World War Z
Beginning with various clips of environmental turmoil, celebrity gossip, and population anxiety overlaying images animals hunting and killing each other, bugs encompassing their next meal, and harried looks from news casters, the start or “World War Z” throws us right into the disorder of the day.
What is a seemingly normal day in Philadelphia, Gerry Lane (Brad Pitt), former United Nations field agent, and his wife (Mireille Enos) drive their girls to school when it ensues: explosions, pandemonium, and a mob of the undead.
Stimulated by loud noises, we see the computer-generated masses of not uniquely frightening zombies; however, there is something to say when they are teeming across the screen like possessed ants or climbing on top of each other to take down a helicopter.
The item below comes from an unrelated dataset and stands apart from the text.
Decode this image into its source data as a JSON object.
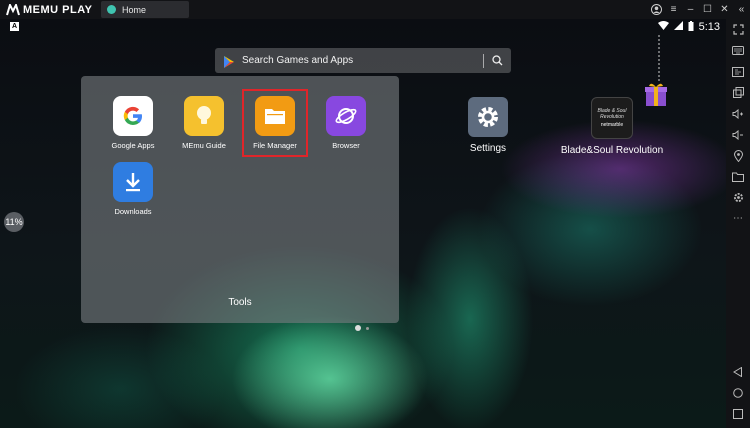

After a long day of the stereotypical gory zombie encounters Lane’s former boss (Fana Mokoena) rescues Lane’s family, along with a boy (Fabrizio Zacharee Guido) they picked up along the way. In exchange for Lane’s family’s safety he must travel internationally to find the origin and/or possible cure for the flesh-eaters.
On his quest, Lane visits several countries and other interesting actors including David Morse, Daniella Kertesz, Peter Capaldi, Ruth Negga, Moritz Bleibtreu, and Pierfrancesco Favino. David Morse has one of the most discomforting scenes as a fidgety ex-CIA agent who knows something of the origin. Daniella Kertesz is spectacular as the, tougher than nails, Israeli sidekick, Segan; her small frame and soldier disposition contrasts well with Lane’s robust look.
The film’s final set includs Peter Capaldi, Ruth Negga and Moritz Bleibtreu as we watch Lane, Segan, and a doctor (Pierfrancesco Favino) walk into a lab with 80 or so sleepy zombies getting within inches of a teeth snapping zombies. It is quiet, slow, and scary.
Directed by Marc Foster and loosely based on Max Brook’s novel of the same name, “World War Z” earns 5 out of 10 stars.